Les Français vont-ils révolutionner leurs pratiques éducatives ? La loi doit-elle défendre aux parents de donner des gifles, des tapes ou des fessées à leurs enfants ? Jeudi, l’Assemblée nationale s’est penchée sur le délicat sujet de l’interdiction des « violences éducatives ordinaires» dans le Code civil. Le texte de la députée Maud Petit (MoDem), qui a reçu l’appui du gouvernement, du groupe LaREM et d’autres élus de gauche, propose de signifier aux parents que l’autorité parentale s’exerce « sans violences physiques ou psychologiques ». L’exposé des motifs du texte cite pêlemêle les « châtiments corporels », les « secousses », les « tirages de cheveux » mais aussi les « moqueries, propos humiliants, cris, injures, menaces… ».
Cette proposition ne prévoit cependant aucune sanction à l’encontre des parents.
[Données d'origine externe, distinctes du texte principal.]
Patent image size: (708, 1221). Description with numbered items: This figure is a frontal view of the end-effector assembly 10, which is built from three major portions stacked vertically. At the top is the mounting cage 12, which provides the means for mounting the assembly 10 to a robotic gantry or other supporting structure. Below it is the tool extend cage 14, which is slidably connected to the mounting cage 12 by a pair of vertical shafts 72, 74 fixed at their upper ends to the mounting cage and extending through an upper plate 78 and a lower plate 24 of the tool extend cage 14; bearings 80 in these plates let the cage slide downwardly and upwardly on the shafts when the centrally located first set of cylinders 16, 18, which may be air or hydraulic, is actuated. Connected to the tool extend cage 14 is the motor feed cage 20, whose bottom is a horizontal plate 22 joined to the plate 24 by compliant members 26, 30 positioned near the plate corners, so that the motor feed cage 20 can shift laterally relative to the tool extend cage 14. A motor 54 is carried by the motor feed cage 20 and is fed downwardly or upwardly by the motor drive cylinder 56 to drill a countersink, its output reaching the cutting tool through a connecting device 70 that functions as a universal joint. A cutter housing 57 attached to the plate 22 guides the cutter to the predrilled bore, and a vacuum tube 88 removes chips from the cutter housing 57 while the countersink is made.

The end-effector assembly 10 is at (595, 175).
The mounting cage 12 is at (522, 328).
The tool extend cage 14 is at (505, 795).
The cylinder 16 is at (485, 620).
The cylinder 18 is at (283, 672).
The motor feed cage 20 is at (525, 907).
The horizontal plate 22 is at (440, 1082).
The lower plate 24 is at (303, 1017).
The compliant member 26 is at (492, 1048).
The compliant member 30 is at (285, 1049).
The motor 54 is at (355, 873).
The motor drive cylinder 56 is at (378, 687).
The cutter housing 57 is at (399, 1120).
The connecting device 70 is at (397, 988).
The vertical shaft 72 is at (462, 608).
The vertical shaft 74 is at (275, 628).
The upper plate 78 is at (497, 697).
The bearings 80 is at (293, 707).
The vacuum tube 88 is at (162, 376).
Sur le plan pénal, les violences à l’encontre des enfants peuvent déjà être punies si elles sont jugées graves.
Les défenseurs de l’interdiction de la fessée mettent donc en avant un texte symbolique et pédagogique pour lutter contre l’idée qu’« une petite claque n’a jamais fait de mal ». Cette proposition a aussi pour objectif d’en finir avec le « droit de correction », hérité du XIXe siècle, et aujourd’hui encore reconnu par les tribunaux s’il est « proportionné». Le deuxième article de cette proposition prévoit enfin un état des lieux des « violences éducatives », préalable à une politique de sensibilisation et d’accompagnement des parents.
Si les défenseurs des bienfaits éducatifs de la fessée sont moins nombreux aujourd’hui qu’il y a quelques années, la question de la liberté éducative des parents reste polémique alors que 85% des parents français ont recours à des violences dites éducatives, selon un chiffre de la Fondation de France. Plusieurs députés LR et d’autres élus proches de l’extrême droite ont déposé des amendements de suppression sur le texte. Celui des députés LR Xavier Breton et Marc Le Fur pointe notamment « une ingérence de l’État qui s’immisce dans le comportement des familles » et critique un texte qui « supprime des moyens d’action en matière d’éducation ». Au Sénat, le président du groupe LR, Bruno Retailleau, dénonçait la semaine dernière une « folie réglementaire ». Également critiques, les AFC (Associations familiales catholiques) défendent la ligne « pas de violences éducatives mais pas d’interdiction dans la loi ». « Ce texte insinue que chaque parent est potentiellement violent. N’est-ce pas leur envoyer un message très négatif et propre à saper leur autorité ? interpelle Pascale Morinière, vice-présidente des AFC. Le “tout-interdiction” n’aide pas à être meilleur parent. Ne serait-il pas plus utile de leur envoyer un message de confiance et de les aider en leur proposant des outils éducatifs et des lieux d’aide à la parentalité ? » Olivier, un agriculteur des Yvelines, père de six enfants âgés de 4 à 19 ans, s’inquiète par exemple d’une « intrusion dans la gestion familiale ». « La maltraitance est bien entendu inacceptable et on peut tout à fait élever ses enfants sans châtiments corporels. Mais cette loi donne l’idée que l’on inverse le système d’autorité. Il ne faudrait pas que cela dérive vers une éducation où l’enfant est roi. ».
À l’inverse, Marie, cadre parisienne et mère de deux jeunes enfants, juge que « ceux qui défendent la “petite claque” ne se rendent pas compte que cela peut être extrêmement violent pour l’enfant. En plus, comme cela n’a aucun effet sur son comportement, il peut y avoir un risque d’escalade dans la violence ». « L’immense majorité des parents sont bienveillants. Mais si on ne pose pas un interdit strict, certains passent le cap de la maltraitance », estime également le médecin Gilles Lazimi, coordinateur des campagnes contre les violences éducatives ordinaires de la Fondation pour l’enfance et de Stop VEO. Une théorie que ne partage pas le pédopsychiatre Pierre Lévy-Soussan. Ce dernier, redoute que cette loi vienne semer la confusion avec des situations de maltraitance infantile. « La violence n’est pas ordinaire. Il y a une contradiction dans les termes même de cette loi qui rend son propos totalement confus, s’agace-t-il. Nous n’avons déjà pas l’arsenal suffisant pour appliquer les lois sur la protection de l’enfance. Aujourd’hui, le tabou concerne la vraie violence. ».